An Inspiring Hinterland Tale

An Inspiring Hinterland Tale

3 mins
126


This is from my diary of 2018. We have a bungalow in Manor about 100 km from our home 8n Mumbai. We did a quick mid-week trip to our bungalow there, an additional day coupled with the Gandhi Jayanti holiday. Decided to take a 30 km trip to Jawhar - the 'minor' hill station and tribal hinterland notorious for abject poverty & child malnutrition. Ironically, just about 125 km North of the commercial capital of the country and a blot on its uneasy conscience.


Saw a somewhat gratifying sight along the way in quite a few places, children - including girls in school uniforms, trudging school bags, strangely, some of them barefoot.

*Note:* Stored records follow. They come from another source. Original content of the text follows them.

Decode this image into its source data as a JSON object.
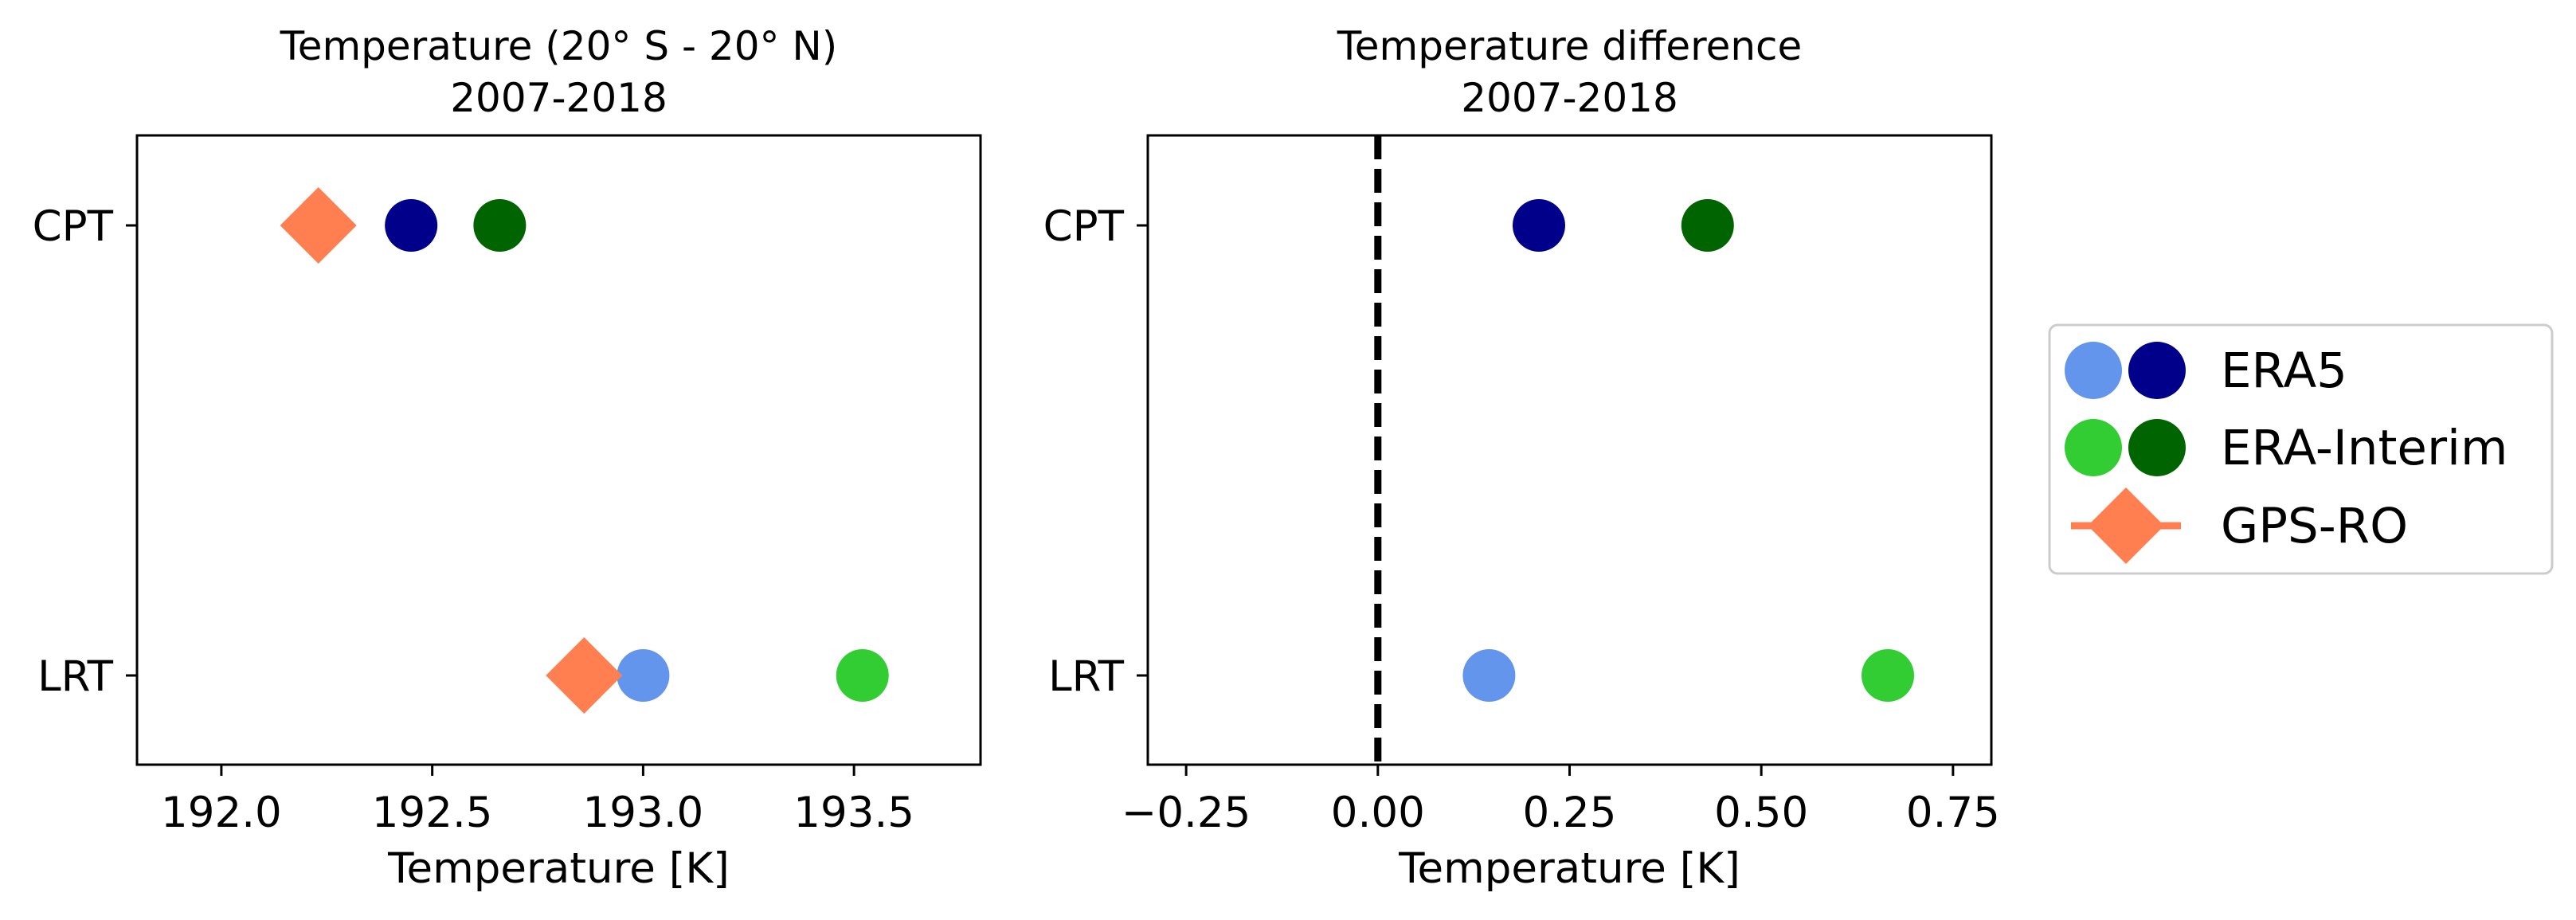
{
  "chart_data": [
    {
      "type": "scatter",
      "title_lines": [
        "Temperature (20° S - 20° N)",
        "2007-2018"
      ],
      "xlabel": "Temperature [K]",
      "ylabel": "",
      "xlim": [
        191.8,
        193.8
      ],
      "xticks": [
        192.0,
        192.5,
        193.0,
        193.5
      ],
      "xtick_labels": [
        "192.0",
        "192.5",
        "193.0",
        "193.5"
      ],
      "categories": [
        "CPT",
        "LRT"
      ],
      "grid": false,
      "series": [
        {
          "name": "ERA5",
          "marker": "circle",
          "points": [
            {
              "category": "CPT",
              "x": 192.45,
              "color": "#00008b"
            },
            {
              "category": "LRT",
              "x": 193.0,
              "color": "#6495ed"
            }
          ]
        },
        {
          "name": "ERA-Interim",
          "marker": "circle",
          "points": [
            {
              "category": "CPT",
              "x": 192.66,
              "color": "#006400"
            },
            {
              "category": "LRT",
              "x": 193.52,
              "color": "#32cd32"
            }
          ]
        },
        {
          "name": "GPS-RO",
          "marker": "diamond",
          "points": [
            {
              "category": "CPT",
              "x": 192.23,
              "color": "#ff7f50"
            },
            {
              "category": "LRT",
              "x": 192.86,
              "color": "#ff7f50"
            }
          ]
        }
      ]
    },
    {
      "type": "scatter",
      "title_lines": [
        "Temperature difference",
        "2007-2018"
      ],
      "xlabel": "Temperature [K]",
      "ylabel": "",
      "xlim": [
        -0.3,
        0.8
      ],
      "xticks": [
        -0.25,
        0.0,
        0.25,
        0.5,
        0.75
      ],
      "xtick_labels": [
        "−0.25",
        "0.00",
        "0.25",
        "0.50",
        "0.75"
      ],
      "categories": [
        "CPT",
        "LRT"
      ],
      "grid": false,
      "reference_line": {
        "x": 0.0,
        "style": "dashed",
        "color": "#000000"
      },
      "series": [
        {
          "name": "ERA5",
          "marker": "circle",
          "points": [
            {
              "category": "CPT",
              "x": 0.21,
              "color": "#00008b"
            },
            {
              "category": "LRT",
              "x": 0.145,
              "color": "#6495ed"
            }
          ]
        },
        {
          "name": "ERA-Interim",
          "marker": "circle",
          "points": [
            {
              "category": "CPT",
              "x": 0.43,
              "color": "#006400"
            },
            {
              "category": "LRT",
              "x": 0.665,
              "color": "#32cd32"
            }
          ]
        }
      ]
    }
  ],
  "legend": {
    "placement": "right",
    "entries": [
      {
        "label": "ERA5",
        "marker": "circle",
        "colors": [
          "#6495ed",
          "#00008b"
        ]
      },
      {
        "label": "ERA-Interim",
        "marker": "circle",
        "colors": [
          "#32cd32",
          "#006400"
        ]
      },
      {
        "label": "GPS-RO",
        "marker": "diamond",
        "colors": [
          "#ff7f50"
        ]
      }
    ]
  }
}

After lunch at a Dhaba, on reco of some locals went to 'Hanuman Point'. Turned out that the point overlooking a picturesque valley was so named because of an old Hanuman Temple there. Went to the clean and serene temple to pay obeisance to the deity. And what do we see right at the entrance, a most heartwarming sight - two tribal girls surrounded by books & writing furiously crouched over their notebooks. Aside from a glance, they almost ignored us. Shy as folding flowers, my attempt to strike a conversation and joke with them only elicited that they were studying in class 9. Sadhna asked them what were they studying and they whispered vidnyan (science). I asked if they would like to become Doctors or Engineers (the two professions imprinted on my subconscious mind as the stairway to success !) and said I would like to take their photograph with madam, but they refused in a fresh round of blushing and clinking laughter! In the scorching heat & hot winds of October, with nothing but the verandah of an old temple for shade, though dark-skinned, cheaply dressed and of ordinary features, at that moment they seemed to be the epitome of beauty - made even more beautiful by the glow of their single-minded application, their flustered, self-effacing shyness! It was something like what I had always felt about Lata Mangeshkar - though not good looking by any conventional standards, when you watch her sing, she transforms into the most beautiful woman in the world - her supreme craft inseparable from her physical person! So truly, beauty lies in the eyes of the beholder and the context.

And above all, the sight entranced me as it was a progenitor of change, of the hope that the girl child, after centuries of neglect, apathy, and sacrifice at the altar of history would finally have her place in the sun. That, if this happens in a back of beyond dustbowl like Jawhar, it could and may well be happening in other places. The thought was gratifying and suddenly the heat seemed to have lost its sting & the westward dipping sun held the promise of cooler, brighter dawn!